The first four novels, written over a fairly short period in the 1950s, are widely regarded as the peak of his achievement. The Day of the Triffids remains his best-known work, but some of his readers consider that The Chrysalids was really his best. He also wrote several short stories of variable content and quality, ranging from hard science fiction to whimsical fantasy. Of particular note are Consider Her Ways, The Wheel, Pillar to Post and Random Quest.

Most of Wyndham's novels have a contemporary 1950s English setting. Brian Aldiss, another British science fiction writer, has disparagingly labelled some of them as "cosy catastrophes", especially his novel The Day of the Triffids. The critic L. J. Hurst dismissed Aldiss's accusations, pointing out that in Triffids the main character witnesses several murders, suicides, and misadventures, and is frequently in mortal danger himself. This approach by Wyndham (itself more than a little reminiscent of that taken by H. G. Wells in The War of the Worlds) was a reaction against what he described as the "galactic gangsters in space opera" style of much science fiction up to then. In his longer tales he is more concerned with character development than many science fiction writers. Wyndham's science fiction may be considered trendsetting in its insistence that interplanetary catastrophes do not just happen to "other people" (e.g. those best-equipped to face them) and would in fact be extremely difficult for our delicate and highly interconnected civilisation to deal with. Similarly ahead of its time is the emphasis that Wyndham put on disruptions to the biosphere as a whole, as when the aliens in The Kraken Wakes begin to engineer our planet for their own purposes without asking us first. He consistently views man as part of the biosphere, and nature as "red in tooth and claw" (as Tennyson put it).
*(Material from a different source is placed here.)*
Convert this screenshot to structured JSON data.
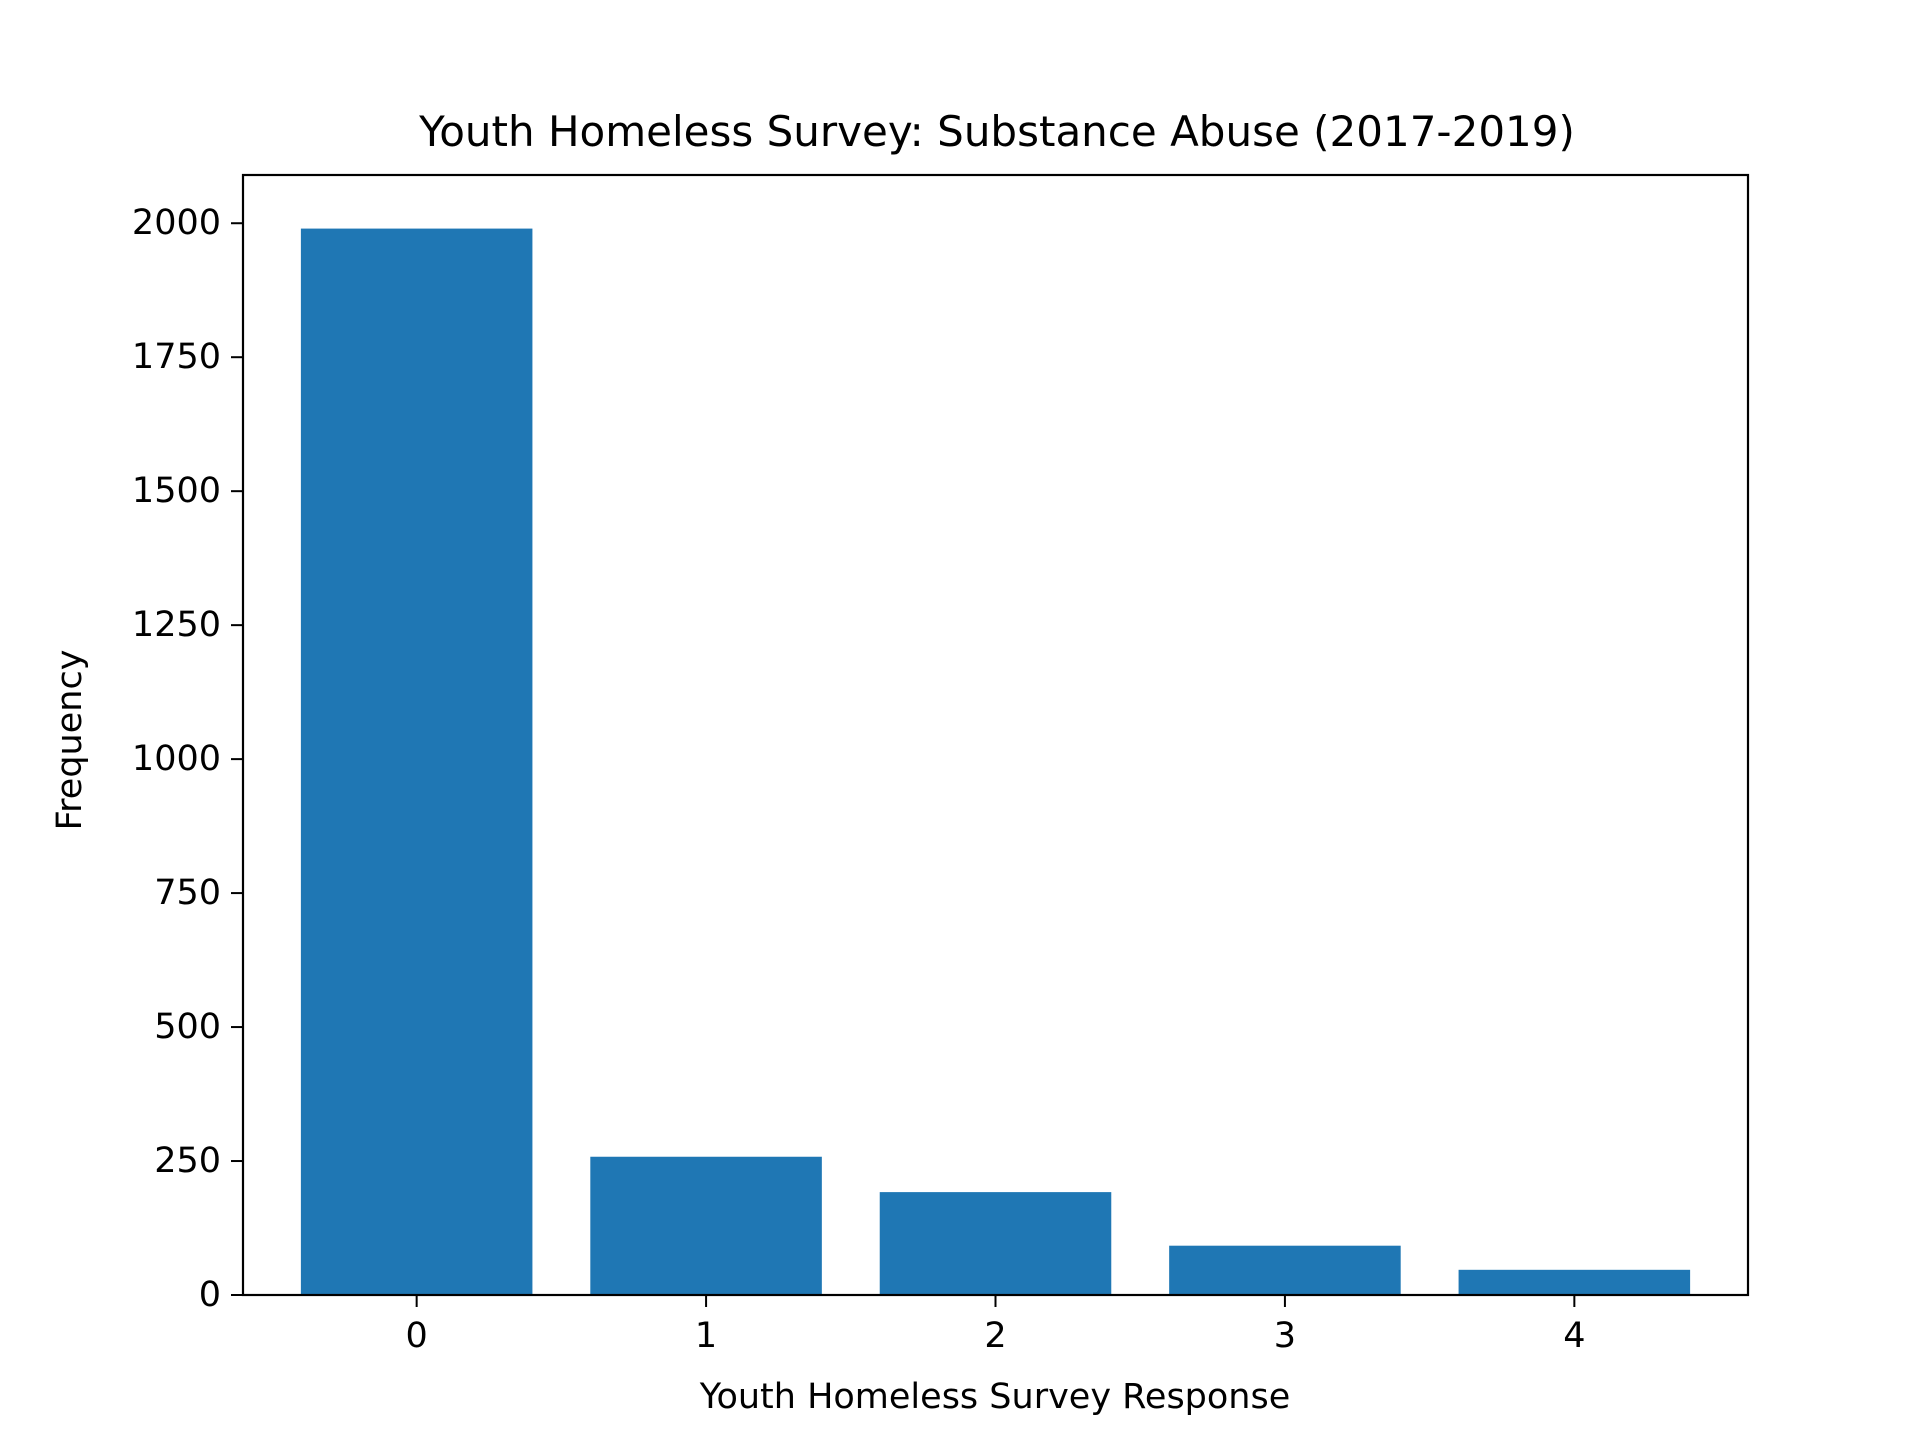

Perhaps a reflection of his ideas are the similar characters he uses throughout his main novels. For example, in Midwich Cuckoos, Day of the Triffids and The Kraken Wakes, the main characters are a sensible man and woman. The similarities of these characters between the novels are great; a self-made educated man, a successful woman who is headstrong yet quite dependent on the man at times. These are a reflection of Wyndham's self-described style - that of "logical science fiction". In Triffids, Kraken, and Midwich Cuckoos, the characters and settings are all very reasonable, sensible, and in some sense, properly English. This is the theme at the heart of these works: take the "sensible" and rational society we have now, and introduce one (or in the case of Triffids, two) extraordinary factors. The works then take a very analytical approach to our reactions to these situations. The results are always grim, as we rational beings, most notably in Kraken, at every step attempt to rationalize extraordinary situations into our present day view of our planet. In this sense Wyndham exposes our rationality as purely protective, and, in the end, detrimental. Only when no hope is left can we actually face facts - this is just when hope presents itself as one last flicker of the human potential. When one considers the era in which John Wyndham was writing, he is remarkably pro-feminist, with much discussion within Trouble with Lichen of the effect of a prolonged lifespan on the gender roles. In most of his books women play a key intellectual and problem solving role, often being more practically minded than the men.